Salesforce

Crawl documents that are stored in Salesforce.

IBM Cloud Pak for Data IBM Software Hub

This information applies only to installed deployments. For more information about connecting to Salesforce from a managed deployment, see Salesforce.

What documents are crawled

Knowledge Articles are crawled only if their version is published and their languages is en-us.
Only documents that are supported by Discovery are crawled; all others are ignored. For more information, see Supported file types.
When a source is recrawled, new documents are added, updated documents are modified to the current version, and deleted documents are deleted from the collection's index during refresh.
All Discovery data source connectors are read-only. Regardless of the permissions that are granted to the crawl account, Discovery never writes, updates, or deletes any content in the original data source.

Discovery can crawl the following objects:

Any default and custom objects that you have access to
Accounts
Contacts
Cases
Contracts
Knowledge articles
Attachments

Data source requirements

In addition to the data source requirements for all installed deployments, your Salesforce data source must meet the following requirements:

The instance that you plan to connect to must be part of an Enterprise plan or higher.
You must obtain any required service licenses for the data source that you want to connect to. For more information about licenses, contact the system administrator of the data source.

For more information about Salesforce, see the Salesforce developer documentation.

Prerequisite step

To crawl documents in Salesforce, Discovery uses a Web Service Description Language (WSDL) file. The WSDL file defines a Web service to generate an API that manages access.

If you plan to crawl documents from both a Sandbox and Production instance of Salesforce, you must establish a connection to each web service separately. You must download JAR files from each web service and set up separate collections.

For information about downloading the WSDL JAR files, see the following links:

Download the following JAR files:
- force-partner.jar (from partner WSDL)
- force-metadata.jar (from metadata WSDL)
- force-wsc.jar (from Force.com Web Service Connector (WSC))
- commons-beanutils.jar (from Apache Commons BeanUtils)
Compress the JAR files into a compressed file. You will upload the compressed file to Discovery in the next procedure.

Connecting to a Salesforce data source

From your Discovery project, complete the following steps:

From the navigation pane, choose Manage collections.
Click New collection.
Click Salesforce, and then click Next.
Name the collection.
If the language of the documents in Salesforce is not English, select the appropriate language.

For a list of supported languages, see Language support.
Optional: Change the synchronization schedule.

For more information, see Crawl schedule options.
In the Specify what you want to crawl section, enter values in the following fields:

Username

The username to call the Salesforce API.

Password

The password of the specified user.

Security Token

The security token of the user to call Salesforce API.

Jar zip archive file

Upload a compressed file that contains the JAR files that you downloaded earlier.
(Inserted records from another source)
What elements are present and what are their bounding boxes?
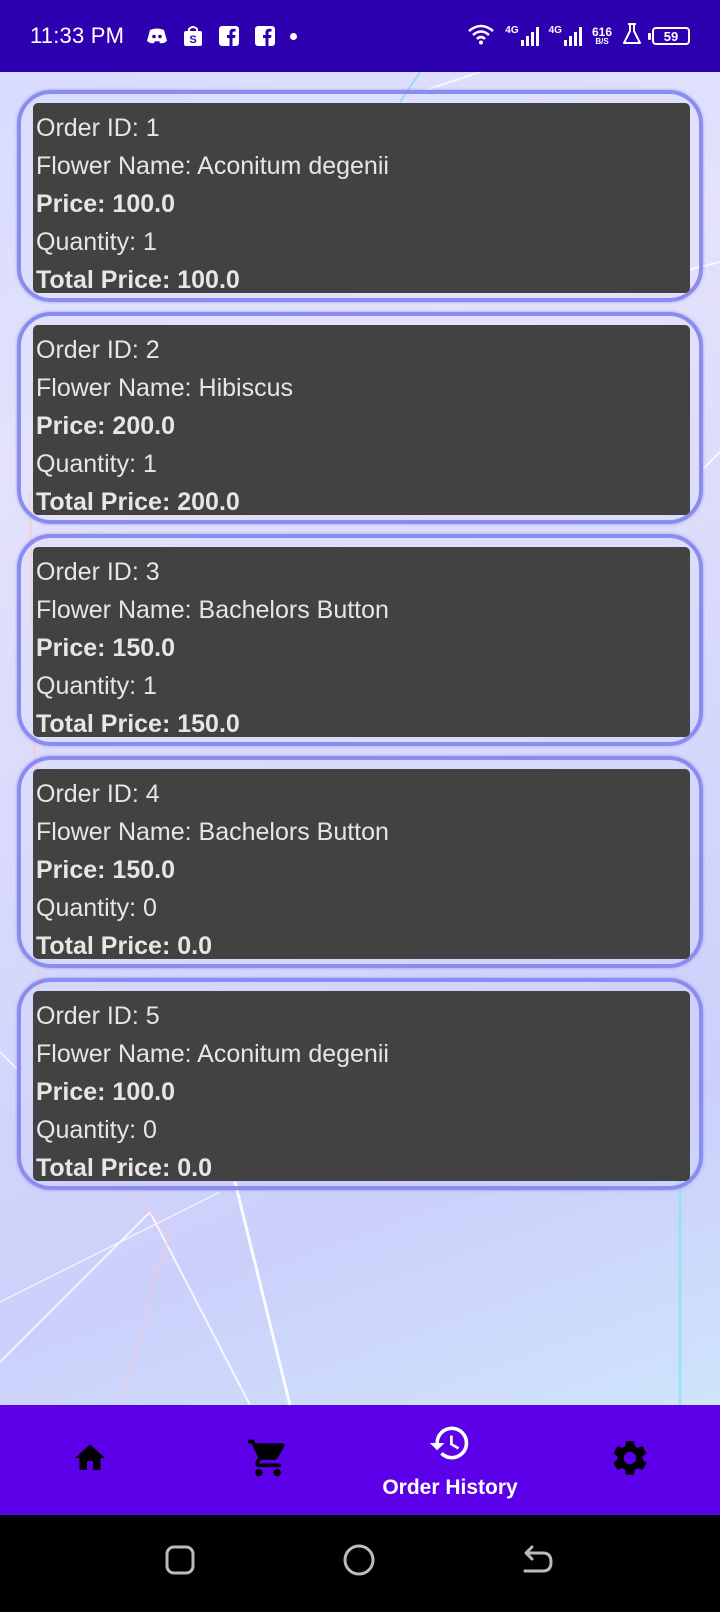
network-type-1: 4G	[505, 25, 519, 36]
order-id: Order ID: 4	[36, 780, 160, 808]
discord-icon	[146, 25, 168, 47]
quantity: Quantity: 1	[36, 228, 157, 256]
back-button[interactable]	[518, 1542, 558, 1582]
shopping-bag-icon: S	[182, 25, 204, 47]
settings-icon	[609, 1437, 651, 1484]
history-icon	[428, 1421, 472, 1470]
app-screen: 11:33 PM S 4G 4G 616 B/S 59 Order ID: 1 …	[0, 0, 720, 1612]
flower-name: Flower Name: Aconitum degenii	[36, 152, 389, 180]
status-right: 4G 4G 616 B/S 59	[467, 22, 690, 50]
status-time: 11:33 PM	[30, 23, 125, 48]
total-price: Total Price: 100.0	[36, 266, 240, 294]
order-details: Order ID: 4 Flower Name: Bachelors Butto…	[33, 769, 690, 960]
status-bar: 11:33 PM S 4G 4G 616 B/S 59	[0, 0, 720, 72]
recent-apps-button[interactable]	[160, 1542, 200, 1582]
price: Price: 150.0	[36, 634, 175, 662]
svg-text:S: S	[189, 34, 196, 46]
order-details: Order ID: 5 Flower Name: Aconitum degeni…	[33, 991, 690, 1182]
home-icon	[71, 1440, 109, 1481]
flower-name: Flower Name: Bachelors Button	[36, 596, 389, 624]
order-card[interactable]: Order ID: 3 Flower Name: Bachelors Butto…	[17, 534, 703, 746]
battery-indicator: 59	[648, 27, 690, 45]
nav-order-history-label: Order History	[382, 1475, 518, 1499]
nav-settings[interactable]	[580, 1405, 680, 1515]
more-notifications-dot	[290, 32, 298, 40]
total-price: Total Price: 150.0	[36, 710, 240, 738]
flower-name: Flower Name: Aconitum degenii	[36, 1040, 389, 1068]
home-button[interactable]	[339, 1542, 379, 1582]
flower-name: Flower Name: Hibiscus	[36, 374, 294, 402]
network-type-2: 4G	[548, 25, 562, 36]
notification-icons: S	[146, 25, 298, 47]
order-card[interactable]: Order ID: 1 Flower Name: Aconitum degeni…	[17, 90, 703, 302]
home-circle-icon	[342, 1543, 376, 1582]
order-id: Order ID: 2	[36, 336, 160, 364]
nav-home[interactable]	[40, 1405, 140, 1515]
price: Price: 100.0	[36, 190, 175, 218]
network-speed: 616 B/S	[592, 26, 612, 46]
order-card[interactable]: Order ID: 4 Flower Name: Bachelors Butto…	[17, 756, 703, 968]
price: Price: 100.0	[36, 1078, 175, 1106]
cart-icon	[246, 1436, 290, 1485]
speed-unit: B/S	[595, 37, 609, 46]
flower-name: Flower Name: Bachelors Button	[36, 818, 389, 846]
quantity: Quantity: 1	[36, 450, 157, 478]
order-details: Order ID: 1 Flower Name: Aconitum degeni…	[33, 103, 690, 294]
back-icon	[521, 1545, 555, 1580]
order-id: Order ID: 5	[36, 1002, 160, 1030]
price: Price: 150.0	[36, 856, 175, 884]
signal-icon: 4G	[549, 26, 582, 46]
quantity: Quantity: 1	[36, 672, 157, 700]
nav-order-history[interactable]: Order History	[360, 1405, 540, 1515]
system-navigation-bar	[0, 1515, 720, 1612]
order-card[interactable]: Order ID: 5 Flower Name: Aconitum degeni…	[17, 978, 703, 1190]
price: Price: 200.0	[36, 412, 175, 440]
nav-cart[interactable]	[218, 1405, 318, 1515]
total-price: Total Price: 200.0	[36, 488, 240, 516]
recent-apps-icon	[164, 1544, 196, 1581]
order-details: Order ID: 3 Flower Name: Bachelors Butto…	[33, 547, 690, 738]
facebook-icon	[254, 25, 276, 47]
wifi-icon	[467, 23, 495, 50]
order-card[interactable]: Order ID: 2 Flower Name: Hibiscus Price:…	[17, 312, 703, 524]
order-details: Order ID: 2 Flower Name: Hibiscus Price:…	[33, 325, 690, 516]
order-history-content[interactable]: Order ID: 1 Flower Name: Aconitum degeni…	[0, 72, 720, 1405]
bottom-navigation: Order History	[0, 1405, 720, 1515]
quantity: Quantity: 0	[36, 894, 157, 922]
flask-icon	[622, 22, 642, 50]
total-price: Total Price: 0.0	[36, 1154, 212, 1182]
order-id: Order ID: 1	[36, 114, 160, 142]
signal-icon: 4G	[505, 25, 539, 46]
order-id: Order ID: 3	[36, 558, 160, 586]
total-price: Total Price: 0.0	[36, 932, 212, 960]
facebook-icon	[218, 25, 240, 47]
quantity: Quantity: 0	[36, 1116, 157, 1144]
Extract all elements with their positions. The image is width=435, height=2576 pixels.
Or select a compressed file that you uploaded previously to reuse it.
Optional: Expand the Proxy settings section to add information that is required if you are using a proxy server to access the data source server.
- Enable proxy settings: Set the switch to On, and then add the following information:
  
  Username
  
  The proxy server username to use to authenticate, if the proxy server requires authentication. If you do not know your username, you can get it from the administrator of your proxy server.
  
  Password
  
  The proxy server password to use to authenticate, if the proxy server requires authentication. If you do not know your password, you can get it from the administrator of your proxy server.
  
  Proxy server host name or IP address
  
  The hostname or the IP address of the proxy server.
  
  Proxy server port number
  
  The network port that you want to connect to on the proxy server.
In the Object Types* section, specify the object types to crawl.

The default behavior is to crawl all object types.
- For custom object names, append __c to match the Salesforce API convention for custom object names. For example, to crawl MyCustomObject, specify MyCustomObject__c.
- Do not specify a comment object, such as FeedComment, CaseComment, IdeaComment, without also specifying the corresponding root object, such as FeedItem, Case, and Idea.
- If you specify a tag object, you must also specify its parent. For example, do not specify the AccountTag object without also specifying the Account object.
If you want the crawler to extract text from images on the site, expand More processing settings, and set Apply optical character recognition (OCR) to On.

When OCR is enabled and your documents contain images, processing takes longer. For more information, see Optical character recognition.
Click Finish.

The collection is created quickly. It takes more time for the data to be processed as it is added to the collection.

If you want to check the progress, go to the Activity page. From the navigation pane, click Manage collections, and then click to open the collection.